Os rejeitos radiativos, procedentes de equipamentos médicos e de certas aplicações industriais, têm legislação específica e não são tratados na lei que institui a PNRS. Segundo a Comissão Nacional de Energia Nuclear (CNEN), todas as cerca de 3,5 mil instalações médicas, industriais e de pesquisa que utilizam materiais radiativos e fontes de radiação – das quais aproximadamente 2 mil estão em operação – são fiscalizadas, com exceção daquelas que usam aparelhos de raios X para fins de diagnóstico, como consultórios de dentistas.

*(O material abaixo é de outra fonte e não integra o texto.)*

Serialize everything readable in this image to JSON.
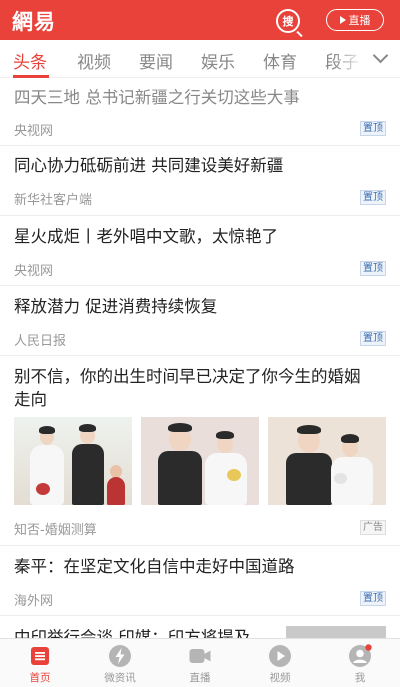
{
  "header": {
    "logo": "網易",
    "search_label": "搜",
    "live_label": "直播",
    "brand_color": "#e8423a"
  },
  "tabs": [
    {
      "label": "头条",
      "active": true
    },
    {
      "label": "视频",
      "active": false
    },
    {
      "label": "要闻",
      "active": false
    },
    {
      "label": "娱乐",
      "active": false
    },
    {
      "label": "体育",
      "active": false
    },
    {
      "label": "段子",
      "active": false
    }
  ],
  "feed": [
    {
      "title": "四天三地 总书记新疆之行关切这些大事",
      "source": "央视网",
      "tag": "置顶",
      "read": true
    },
    {
      "title": "同心协力砥砺前进 共同建设美好新疆",
      "source": "新华社客户端",
      "tag": "置顶",
      "read": false
    },
    {
      "title": "星火成炬丨老外唱中文歌，太惊艳了",
      "source": "央视网",
      "tag": "置顶",
      "read": false
    },
    {
      "title": " 释放潜力 促进消费持续恢复",
      "source": "人民日报",
      "tag": "置顶",
      "read": false
    },
    {
      "title_line1": "别不信，你的出生时间早已决定了你今生的婚姻",
      "title_line2": "走向",
      "source": "知否-婚姻测算",
      "tag": "广告"
    },
    {
      "title": "秦平：在坚定文化自信中走好中国道路",
      "source": "海外网",
      "tag": "置顶",
      "read": false
    },
    {
      "title": "中印举行会谈 印媒：印方将提及",
      "source": "",
      "tag": ""
    }
  ],
  "bottom_nav": [
    {
      "label": "首页",
      "icon": "home-icon",
      "active": true
    },
    {
      "label": "微资讯",
      "icon": "lightning-icon",
      "active": false
    },
    {
      "label": "直播",
      "icon": "video-camera-icon",
      "active": false
    },
    {
      "label": "视频",
      "icon": "play-icon",
      "active": false
    },
    {
      "label": "我",
      "icon": "user-icon",
      "active": false
    }
  ]
}
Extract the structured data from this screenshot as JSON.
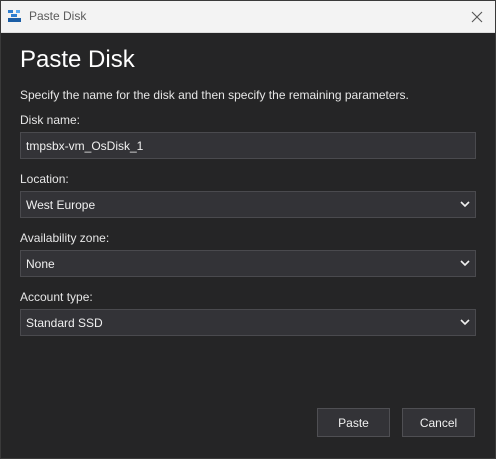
{
  "window": {
    "title": "Paste Disk"
  },
  "dialog": {
    "heading": "Paste Disk",
    "description": "Specify the name for the disk and then specify the remaining parameters.",
    "disk_name": {
      "label": "Disk name:",
      "value": "tmpsbx-vm_OsDisk_1"
    },
    "location": {
      "label": "Location:",
      "value": "West Europe"
    },
    "availability_zone": {
      "label": "Availability zone:",
      "value": "None"
    },
    "account_type": {
      "label": "Account type:",
      "value": "Standard SSD"
    },
    "buttons": {
      "paste": "Paste",
      "cancel": "Cancel"
    }
  },
  "icons": {
    "app": "storage-explorer-icon",
    "close": "close-icon",
    "dropdown": "chevron-down-icon"
  },
  "colors": {
    "background": "#252526",
    "input_background": "#333337",
    "titlebar": "#f3f3f3",
    "text": "#ffffff"
  }
}
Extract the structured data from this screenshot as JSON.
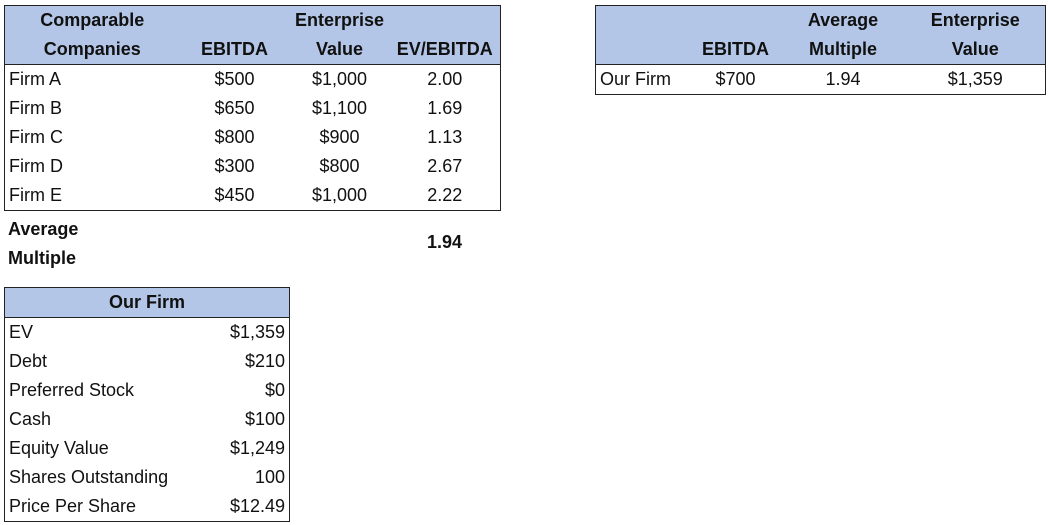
{
  "colors": {
    "header_fill": "#B4C6E7",
    "border": "#222222"
  },
  "comps_table": {
    "headers": {
      "col1_line1": "Comparable",
      "col1_line2": "Companies",
      "col2_line1": "",
      "col2_line2": "EBITDA",
      "col3_line1": "Enterprise",
      "col3_line2": "Value",
      "col4_line1": "",
      "col4_line2": "EV/EBITDA"
    },
    "rows": [
      {
        "name": "Firm A",
        "ebitda": "$500",
        "ev": "$1,000",
        "multiple": "2.00"
      },
      {
        "name": "Firm B",
        "ebitda": "$650",
        "ev": "$1,100",
        "multiple": "1.69"
      },
      {
        "name": "Firm C",
        "ebitda": "$800",
        "ev": "$900",
        "multiple": "1.13"
      },
      {
        "name": "Firm D",
        "ebitda": "$300",
        "ev": "$800",
        "multiple": "2.67"
      },
      {
        "name": "Firm E",
        "ebitda": "$450",
        "ev": "$1,000",
        "multiple": "2.22"
      }
    ],
    "average": {
      "label_line1": "Average",
      "label_line2": "Multiple",
      "value": "1.94"
    }
  },
  "valuation_table": {
    "headers": {
      "col1_line1": "",
      "col1_line2": "",
      "col2_line1": "",
      "col2_line2": "EBITDA",
      "col3_line1": "Average",
      "col3_line2": "Multiple",
      "col4_line1": "Enterprise",
      "col4_line2": "Value"
    },
    "row": {
      "name": "Our Firm",
      "ebitda": "$700",
      "multiple": "1.94",
      "ev": "$1,359"
    }
  },
  "bridge_table": {
    "title": "Our Firm",
    "rows": [
      {
        "label": "EV",
        "value": "$1,359"
      },
      {
        "label": "Debt",
        "value": "$210"
      },
      {
        "label": "Preferred Stock",
        "value": "$0"
      },
      {
        "label": "Cash",
        "value": "$100"
      },
      {
        "label": "Equity Value",
        "value": "$1,249"
      },
      {
        "label": "Shares Outstanding",
        "value": "100"
      },
      {
        "label": "Price Per Share",
        "value": "$12.49"
      }
    ]
  }
}
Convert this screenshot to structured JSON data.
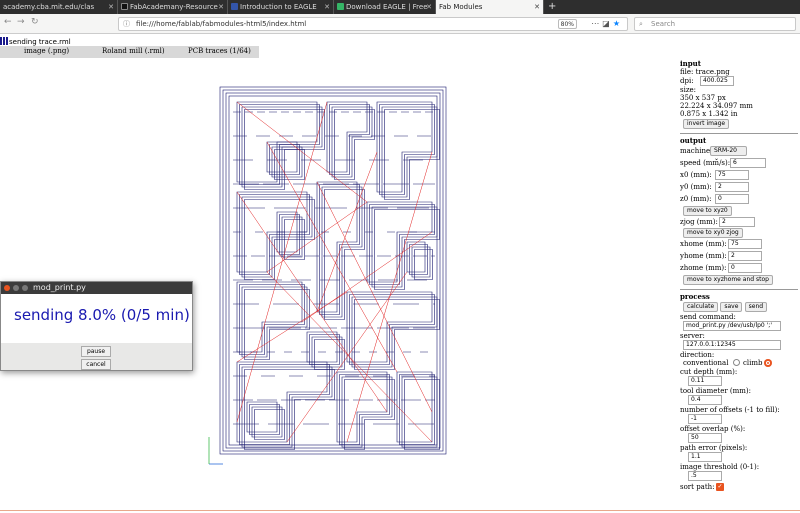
{
  "browser": {
    "tabs": [
      {
        "title": "academy.cba.mit.edu/clas",
        "icon_color": "#888888",
        "active": false
      },
      {
        "title": "FabAcademany-Resource",
        "icon_color": "#1c1c1c",
        "active": false
      },
      {
        "title": "Introduction to EAGLE",
        "icon_color": "#3355aa",
        "active": false
      },
      {
        "title": "Download EAGLE | Free",
        "icon_color": "#35b566",
        "active": false
      },
      {
        "title": "Fab Modules",
        "icon_color": "#f5f5f4",
        "active": true
      }
    ],
    "new_tab": "+",
    "url": "file:///home/fablab/fabmodules-html5/index.html",
    "zoom": "80%",
    "search_placeholder": "Search"
  },
  "page": {
    "status": "sending trace.rml",
    "panel_tabs": [
      "image (.png)",
      "Roland mill (.rml)",
      "PCB traces (1/64)"
    ]
  },
  "input": {
    "heading": "input",
    "file": "file: trace.png",
    "dpi_label": "dpi:",
    "dpi_value": "400.025",
    "size_label": "size:",
    "size_px": "350 x 537 px",
    "size_mm": "22.224 x 34.097 mm",
    "size_in": "0.875 x 1.342 in",
    "invert_button": "invert image"
  },
  "output": {
    "heading": "output",
    "machine_label": "machine",
    "machine_value": "SRM-20",
    "speed_label": "speed (mm/s):",
    "speed_value": "6",
    "x0_label": "x0 (mm):",
    "x0_value": "75",
    "y0_label": "y0 (mm):",
    "y0_value": "2",
    "z0_label": "z0 (mm):",
    "z0_value": "0",
    "move_xyz0": "move to xyz0",
    "zjog_label": "zjog (mm):",
    "zjog_value": "2",
    "move_xy0": "move to xy0 zjog",
    "xhome_label": "xhome (mm):",
    "xhome_value": "75",
    "yhome_label": "yhome (mm):",
    "yhome_value": "2",
    "zhome_label": "zhome (mm):",
    "zhome_value": "0",
    "move_home": "move to xyzhome and stop"
  },
  "process": {
    "heading": "process",
    "calculate": "calculate",
    "save": "save",
    "send": "send",
    "send_command_label": "send command:",
    "send_command_value": "mod_print.py /dev/usb/lp0 ';'",
    "server_label": "server:",
    "server_value": "127.0.0.1:12345",
    "direction_label": "direction:",
    "conventional": "conventional",
    "climb": "climb",
    "cut_depth_label": "cut depth (mm):",
    "cut_depth_value": "0.11",
    "tool_diameter_label": "tool diameter (mm):",
    "tool_diameter_value": "0.4",
    "offsets_label": "number of offsets (-1 to fill):",
    "offsets_value": "-1",
    "overlap_label": "offset overlap (%):",
    "overlap_value": "50",
    "path_error_label": "path error (pixels):",
    "path_error_value": "1.1",
    "threshold_label": "image threshold (0-1):",
    "threshold_value": ".5",
    "sort_label": "sort path:"
  },
  "dialog": {
    "title": "mod_print.py",
    "message": "sending 8.0% (0/5 min)",
    "pause": "pause",
    "cancel": "cancel"
  },
  "colors": {
    "trace": "#1a1a6e",
    "rapid": "#e02020",
    "accent": "#e95420"
  }
}
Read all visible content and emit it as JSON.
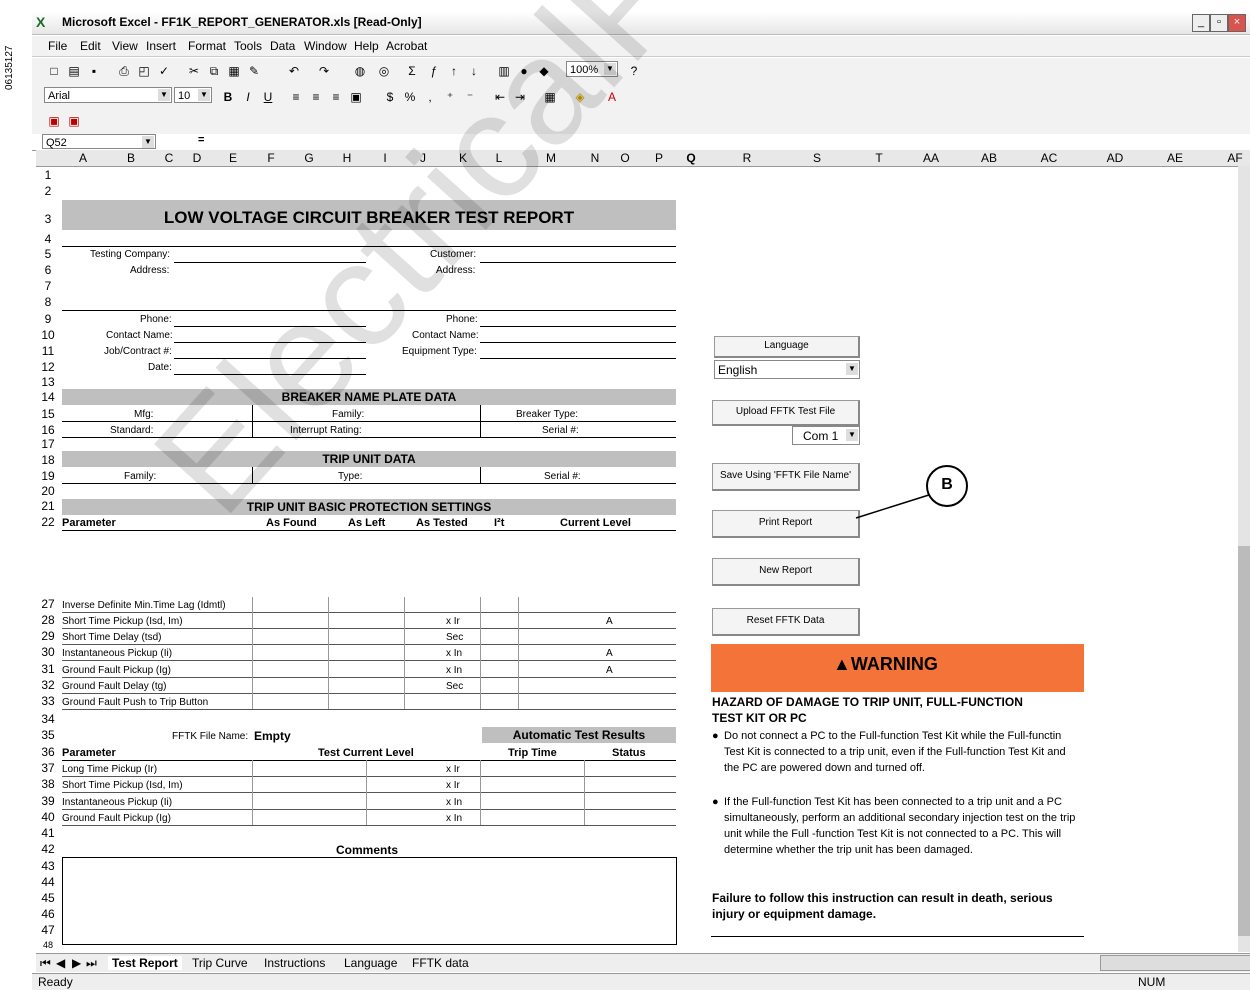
{
  "doc_id": "06135127",
  "window": {
    "title": "Microsoft Excel - FF1K_REPORT_GENERATOR.xls [Read-Only]",
    "icon": "excel-icon"
  },
  "menu": [
    "File",
    "Edit",
    "View",
    "Insert",
    "Format",
    "Tools",
    "Data",
    "Window",
    "Help",
    "Acrobat"
  ],
  "toolbar": {
    "zoom": "100%"
  },
  "format": {
    "font": "Arial",
    "size": "10"
  },
  "formula": {
    "namebox": "Q52",
    "eq": "="
  },
  "columns": [
    "A",
    "B",
    "C",
    "D",
    "E",
    "F",
    "G",
    "H",
    "I",
    "J",
    "K",
    "L",
    "M",
    "N",
    "O",
    "P",
    "Q",
    "R",
    "S",
    "T",
    "AA",
    "AB",
    "AC",
    "AD",
    "AE",
    "AF"
  ],
  "rows": [
    "1",
    "2",
    "3",
    "4",
    "5",
    "6",
    "7",
    "8",
    "9",
    "10",
    "11",
    "12",
    "13",
    "14",
    "15",
    "16",
    "17",
    "18",
    "19",
    "20",
    "21",
    "22",
    "27",
    "28",
    "29",
    "30",
    "31",
    "32",
    "33",
    "34",
    "35",
    "36",
    "37",
    "38",
    "39",
    "40",
    "41",
    "42",
    "43",
    "44",
    "45",
    "46",
    "47",
    "48"
  ],
  "report": {
    "title": "LOW VOLTAGE CIRCUIT BREAKER TEST REPORT",
    "left_labels": [
      "Testing Company:",
      "Address:",
      "Phone:",
      "Contact Name:",
      "Job/Contract #:",
      "Date:"
    ],
    "right_labels": [
      "Customer:",
      "Address:",
      "Phone:",
      "Contact Name:",
      "Equipment Type:"
    ],
    "nameplate_title": "BREAKER NAME PLATE DATA",
    "nameplate": {
      "mfg": "Mfg:",
      "family": "Family:",
      "breaker_type": "Breaker Type:",
      "standard": "Standard:",
      "interrupt": "Interrupt Rating:",
      "serial": "Serial #:"
    },
    "tripunit_title": "TRIP UNIT DATA",
    "tripunit": {
      "family": "Family:",
      "type": "Type:",
      "serial": "Serial #:"
    },
    "settings_title": "TRIP UNIT BASIC PROTECTION SETTINGS",
    "settings_headers": [
      "Parameter",
      "As Found",
      "As Left",
      "As Tested",
      "I²t",
      "Current Level"
    ],
    "settings_rows": [
      {
        "p": "Inverse Definite Min.Time Lag (Idmtl)",
        "u": "",
        "c": ""
      },
      {
        "p": "Short Time Pickup (Isd, Im)",
        "u": "x Ir",
        "c": "A"
      },
      {
        "p": "Short Time Delay (tsd)",
        "u": "Sec",
        "c": ""
      },
      {
        "p": "Instantaneous Pickup (Ii)",
        "u": "x In",
        "c": "A"
      },
      {
        "p": "Ground Fault Pickup (Ig)",
        "u": "x In",
        "c": "A"
      },
      {
        "p": "Ground Fault Delay (tg)",
        "u": "Sec",
        "c": ""
      },
      {
        "p": "Ground Fault Push to Trip Button",
        "u": "",
        "c": ""
      }
    ],
    "file_label": "FFTK File Name:",
    "file_value": "Empty",
    "auto_title": "Automatic Test Results",
    "auto_headers": [
      "Parameter",
      "Test Current Level",
      "Trip Time",
      "Status"
    ],
    "auto_rows": [
      {
        "p": "Long Time Pickup (Ir)",
        "u": "x Ir"
      },
      {
        "p": "Short Time Pickup (Isd, Im)",
        "u": "x Ir"
      },
      {
        "p": "Instantaneous Pickup (Ii)",
        "u": "x In"
      },
      {
        "p": "Ground Fault Pickup (Ig)",
        "u": "x In"
      }
    ],
    "comments": "Comments"
  },
  "side": {
    "language_label": "Language",
    "language_value": "English",
    "upload": "Upload FFTK Test File",
    "com": "Com 1",
    "save": "Save Using 'FFTK File Name'",
    "print": "Print Report",
    "callout": "B",
    "new": "New Report",
    "reset": "Reset FFTK Data",
    "warning": "WARNING",
    "hazard": "HAZARD OF DAMAGE TO TRIP UNIT, FULL-FUNCTION TEST KIT OR PC",
    "bullet1": "Do not connect a PC to the Full-function Test Kit while the Full-functin Test Kit is connected to a trip unit, even if the Full-function Test Kit and the PC are powered down and turned off.",
    "bullet2": "If the Full-function Test Kit has been connected to a trip unit and a PC simultaneously, perform an additional secondary injection test on the trip unit while the Full -function Test Kit is not connected to a PC.  This will determine whether the trip unit has been damaged.",
    "failure": "Failure to follow this instruction can result in death, serious injury or equipment damage."
  },
  "tabs": [
    "Test Report",
    "Trip Curve",
    "Instructions",
    "Language",
    "FFTK data"
  ],
  "status": {
    "ready": "Ready",
    "num": "NUM"
  },
  "watermark": "ElectricalPartManuals"
}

A fiscalização é realizada pela própria CNEN, que tem em seu banco de dados um inventário com cerca de 50 mil fontes radiativas ou equipamentos geradores de radiação. Para que uma instalação obtenha licença para utilizar esses materiais e dispositivos, deve antes apresentar à CNEN um Plano de Proteção Radiológica, que inclui todas as medidas de segurança que devem ser adotadas, inclusive as que dizem respeito ao gerenciamento de rejeitos.
Com o passar do tempo, a atividade das fontes de radiação diminui. Quando essa redução é tal que inviabiliza seu uso, elas podem ser recolhidas a um instituto do CNEN, que conta com depósitos especiais de rejeitos, re-exportadas para o país de origem ou ainda ter outra destinação, caso sua atividade se torne equivalente à radiação natural, deixando de apresentar risco. É o caso, por exemplo, das substâncias usadas para diagnóstico em medicina nuclear, que emitem radiação por um período de tempo muito reduzido e depois ficam estáveis, podendo ser descartadas como rejeito hospitalar. O limite estabelecido nas normas nacionais, seguindo as recomendações da Agência Internacional de Energia Atômica para a liberação de rejeitos sólidos, é de 74 becqueréis por grama.